Before even wanting to study abroad in Denmark, I knew I was intrigued by the concept of hygge (hue-guh), as it has always been something I’ve endeavored to include in my day to day life.
If you don’t know about hygge: it is a Scandinavian concept of coziness and comfort that leads to a feeling of contentment. Think warm fireplaces with giant knit blankets while the snow falls on the ground outside. In Denmark, I’ve even heard people describe things using hygge, such as “if you could do this for me that would be very hygge,” reflecting how integrated this practice is into Danish culture. I like to think of hygge as a welcome departure from the hustle and bustle of American life and culture.
Speaking of which, I’ve recently been finding it difficult to turn my mind off. To cope with this seemingly constant state of stress, I have decided to integrate self-care days. On one such morning, I took a long shower and tidied up my space. As I made my coffee for breakfast, I was greeted by some of my friends who invited me out for brunch. Holding my impossibly hot cup of coffee, I was tempted to down it and head out with them, fearing that if I said no I would forever be the person left out.
But I was already socially exhausted, I had readings to do before classes started, and most importantly: I still had a coffee to drink. I passed on the brunch. I had my coffee with toast while I read for my Medical Ethics class, and for a while it was just me in the sunny kitchen. For the first time since arrival, I felt at home and relaxed; as my Danish friends would say, I found hygge.
Recently, my Complexity of Cancer class took a trip out to Naestved, Denmark, about an hour and half bus ride out of the city. The bus sped through rural and suburban sites in Denmark, providing the perfect canvas for my occupied thoughts. I’ve always enjoyed long commutes, as they provide the opportunity to nap and reflect. I experienced yet another twinkle of hygge, as the new Kings of Leon song, “Waste a Moment” blared through my headphones and the country flashed by.
We were visiting a “cancer coping center” called LIVSrum, which translates into “the room of life.” This project aims to create a space of liveliness for cancer patients and those affected by such a diagnosis. It’s unlike anything I’ve ever seen in the US—it is purely a space to practice mindfulness. We met with a woman named Hanne, who provides counseling for marriages and families, only one of the only formal services the LIVSrum provides.
The interior design was akin to the Danish concept of hygge, and the temptation to sit down and knit in the sun-washed rooms was difficult to ignore.

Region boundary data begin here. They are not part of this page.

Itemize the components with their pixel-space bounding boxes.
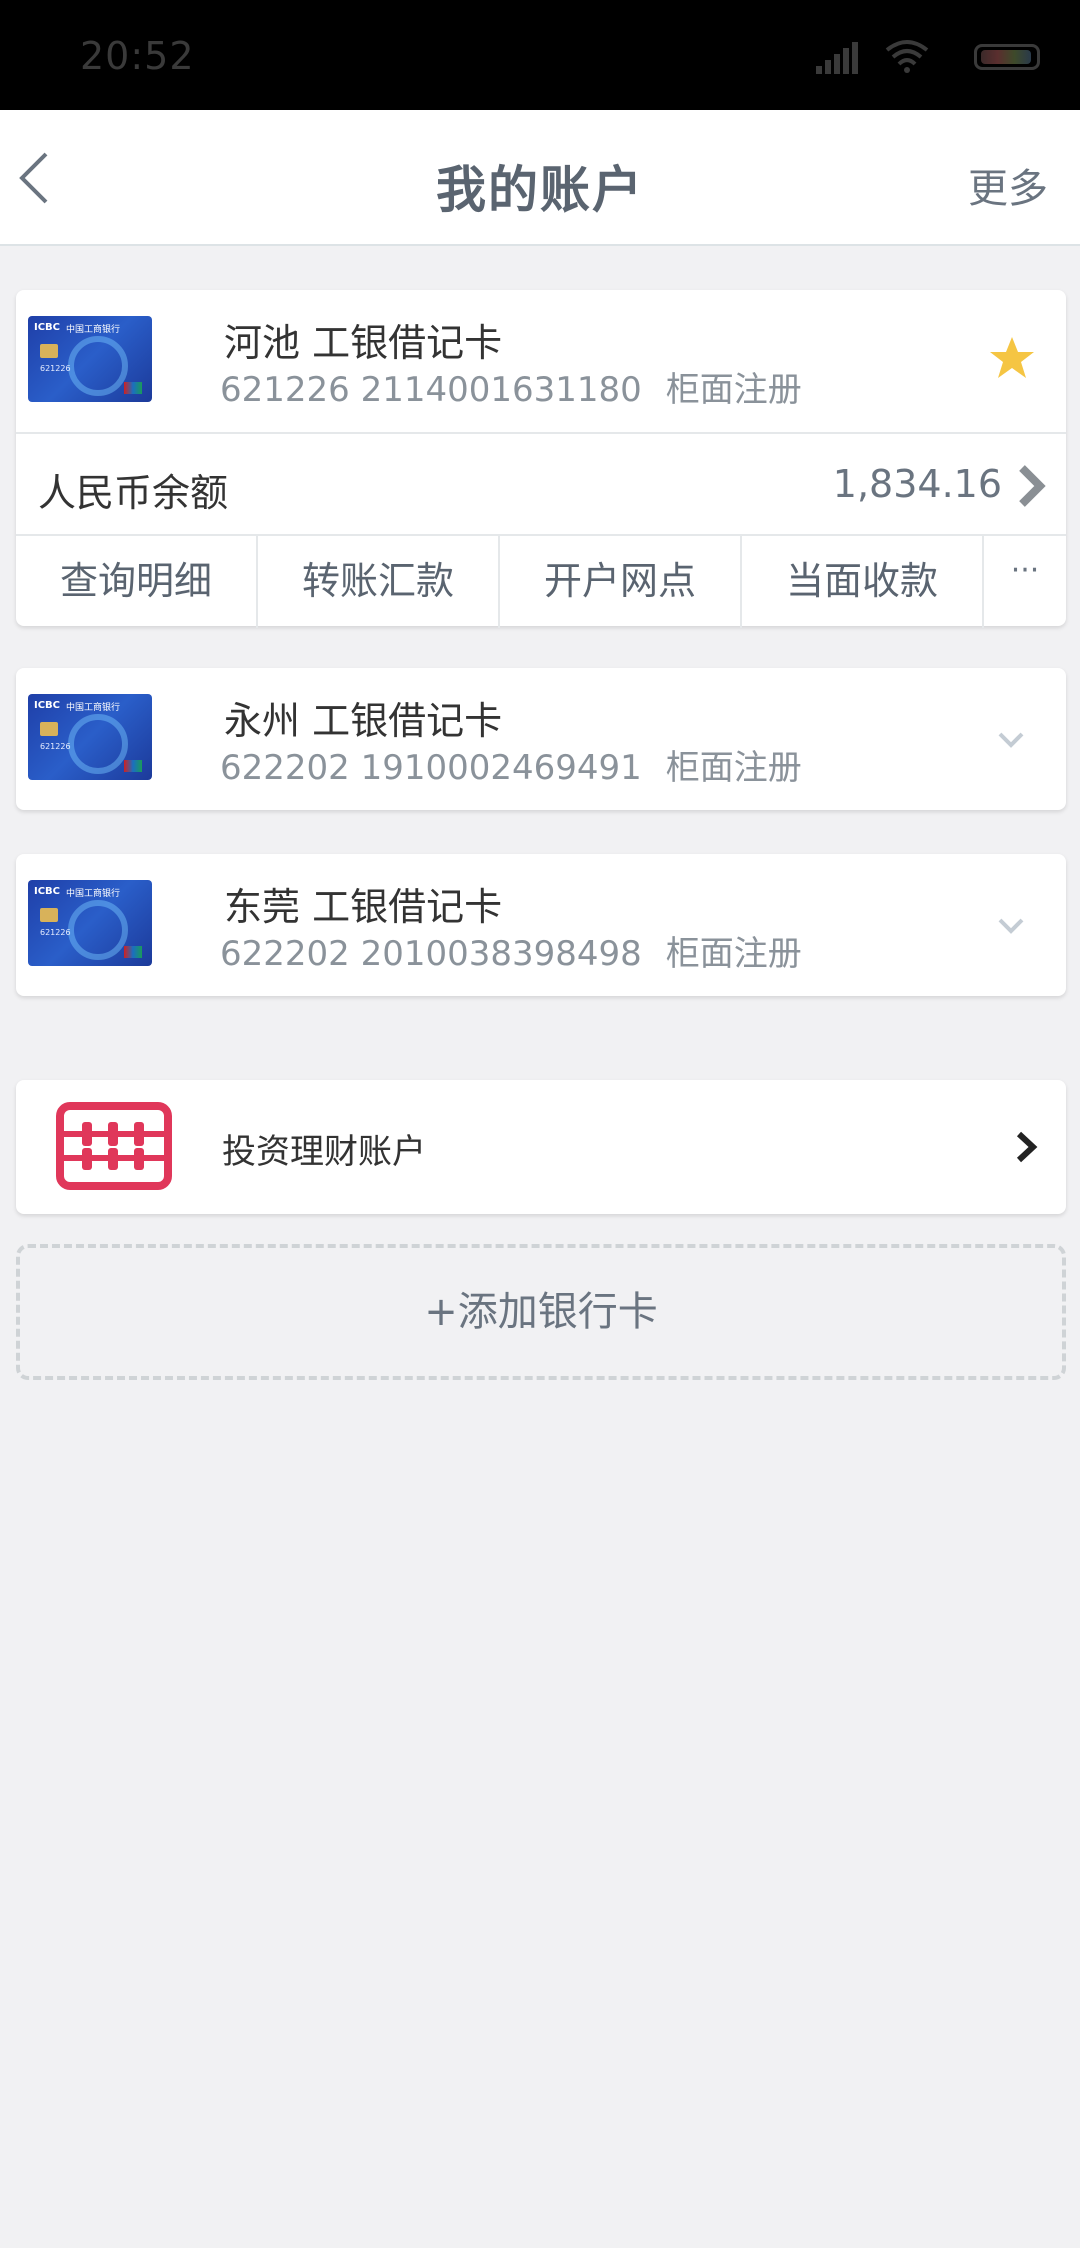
card-number: 622202 1910002469491 (220, 748, 642, 788)
battery-icon (974, 44, 1040, 70)
bank-card-item[interactable]: ICBC 中国工商银行 621226 永州 工银借记卡 622202 19100… (16, 668, 1066, 810)
balance-label: 人民币余额 (38, 471, 229, 515)
actions-more-button[interactable]: ··· (984, 536, 1066, 626)
bank-card-image: ICBC 中国工商银行 621226 (28, 316, 152, 402)
more-button[interactable]: 更多 (968, 156, 1048, 214)
balance-row[interactable]: 人民币余额 1,834.16 (16, 432, 1066, 534)
card-number-line: 621226 2114001631180 柜面注册 (220, 362, 802, 411)
actions-row: 查询明细 转账汇款 开户网点 当面收款 ··· (16, 534, 1066, 628)
balance-value: 1,834.16 (832, 462, 1002, 506)
card-name: 永州 工银借记卡 (224, 699, 503, 743)
signal-icon (816, 42, 858, 74)
card-number-line: 622202 1910002469491 柜面注册 (220, 740, 802, 789)
nav-bar: 我的账户 更多 (0, 110, 1080, 246)
status-icons (740, 38, 1040, 78)
investment-account-row[interactable]: 投资理财账户 (16, 1080, 1066, 1214)
primary-card: ICBC 中国工商银行 621226 河池 工银借记卡 621226 21140… (16, 290, 1066, 628)
abacus-icon (56, 1102, 172, 1190)
add-bank-card-button[interactable]: +添加银行卡 (16, 1244, 1066, 1380)
action-branch[interactable]: 开户网点 (500, 536, 742, 628)
page-title: 我的账户 (436, 161, 644, 219)
card-registration: 柜面注册 (665, 370, 802, 410)
star-icon[interactable] (988, 334, 1036, 382)
card-name: 河池 工银借记卡 (224, 321, 503, 365)
bank-card-item[interactable]: ICBC 中国工商银行 621226 东莞 工银借记卡 622202 20100… (16, 854, 1066, 996)
card-registration: 柜面注册 (665, 748, 802, 788)
bank-card-image: ICBC 中国工商银行 621226 (28, 694, 152, 780)
wifi-icon (885, 40, 929, 73)
card-name: 东莞 工银借记卡 (224, 885, 503, 929)
bank-card-image: ICBC 中国工商银行 621226 (28, 880, 152, 966)
chevron-right-icon (1019, 465, 1046, 507)
card-number: 621226 2114001631180 (220, 370, 642, 410)
action-receive-payment[interactable]: 当面收款 (742, 536, 984, 628)
chevron-down-icon[interactable] (996, 916, 1026, 936)
card-number: 622202 2010038398498 (220, 934, 642, 974)
card-number-line: 622202 2010038398498 柜面注册 (220, 926, 802, 975)
status-bar: 20:52 (0, 0, 1080, 110)
action-transfer[interactable]: 转账汇款 (258, 536, 500, 628)
chevron-right-icon (1016, 1131, 1038, 1163)
status-time: 20:52 (80, 34, 195, 78)
card-registration: 柜面注册 (665, 934, 802, 974)
chevron-down-icon[interactable] (996, 730, 1026, 750)
primary-card-header[interactable]: ICBC 中国工商银行 621226 河池 工银借记卡 621226 21140… (16, 290, 1066, 432)
investment-account-label: 投资理财账户 (222, 1132, 426, 1172)
action-query-details[interactable]: 查询明细 (16, 536, 258, 628)
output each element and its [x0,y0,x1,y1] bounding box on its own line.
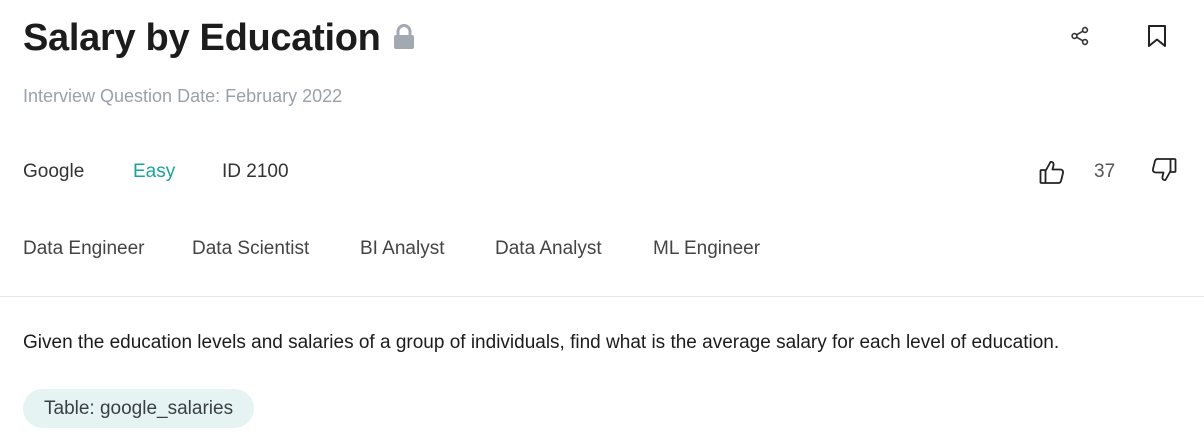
question-id: ID 2100 [222,161,289,182]
question-description: Given the education levels and salaries … [23,332,1060,353]
question-header: Salary by Education [23,14,1204,64]
bookmark-icon [1147,24,1167,53]
vote-controls: 37 [1026,156,1186,188]
bookmark-button[interactable] [1144,24,1170,52]
share-icon [1070,26,1090,51]
company-label: Google [23,161,85,182]
role-tag-data-scientist[interactable]: Data Scientist [192,236,309,262]
lock-icon [393,24,415,50]
share-button[interactable] [1068,26,1092,50]
thumbs-up-icon[interactable] [1038,158,1066,186]
role-tag-data-analyst[interactable]: Data Analyst [495,236,602,262]
interview-date: Interview Question Date: February 2022 [23,86,343,106]
difficulty-badge: Easy [133,161,176,182]
table-chip[interactable]: Table: google_salaries [23,389,255,428]
role-tag-ml-engineer[interactable]: ML Engineer [653,236,760,262]
role-tag-data-engineer[interactable]: Data Engineer [23,236,144,262]
vote-count: 37 [1094,161,1116,182]
role-tags: Data Engineer Data Scientist BI Analyst … [23,236,1204,264]
page-title: Salary by Education [23,17,381,59]
role-tag-bi-analyst[interactable]: BI Analyst [360,236,445,262]
thumbs-down-icon[interactable] [1150,156,1178,184]
section-divider [0,296,1204,297]
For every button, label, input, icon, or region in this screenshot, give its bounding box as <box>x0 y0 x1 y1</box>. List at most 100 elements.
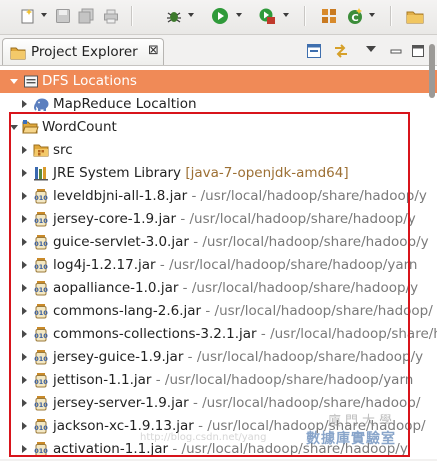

It’s easy to see how this space is a necessary amenity to patients and their loved ones who are easily overwhelmed by the bustle of the hospital and treatment. Separate from the hospital, LIVSrum caters only to the mindfulness that is required to fight cancer.
Copenhagen is teaching me to incorporate mindfulness into my life. I love the narrow streets and the eclectic colors of the buildings, contrasted with the minimalist interior design. I love the parks within the city. But more than anything, I love the waterfronts. There is something about water that has always been so wondrous to me. Always changing, always flowing, and serene but understatedly powerful. It brings me so much joy to be so near to the water in this city, and all I can do is stop and take it all in.
Resfeber is the Danish word for “travel fever”. It is typically characterized by restlessness and is usually resolved after one arrives to their travel destination. Although I have already been living here for a short while, resfeber has yet to leave my system.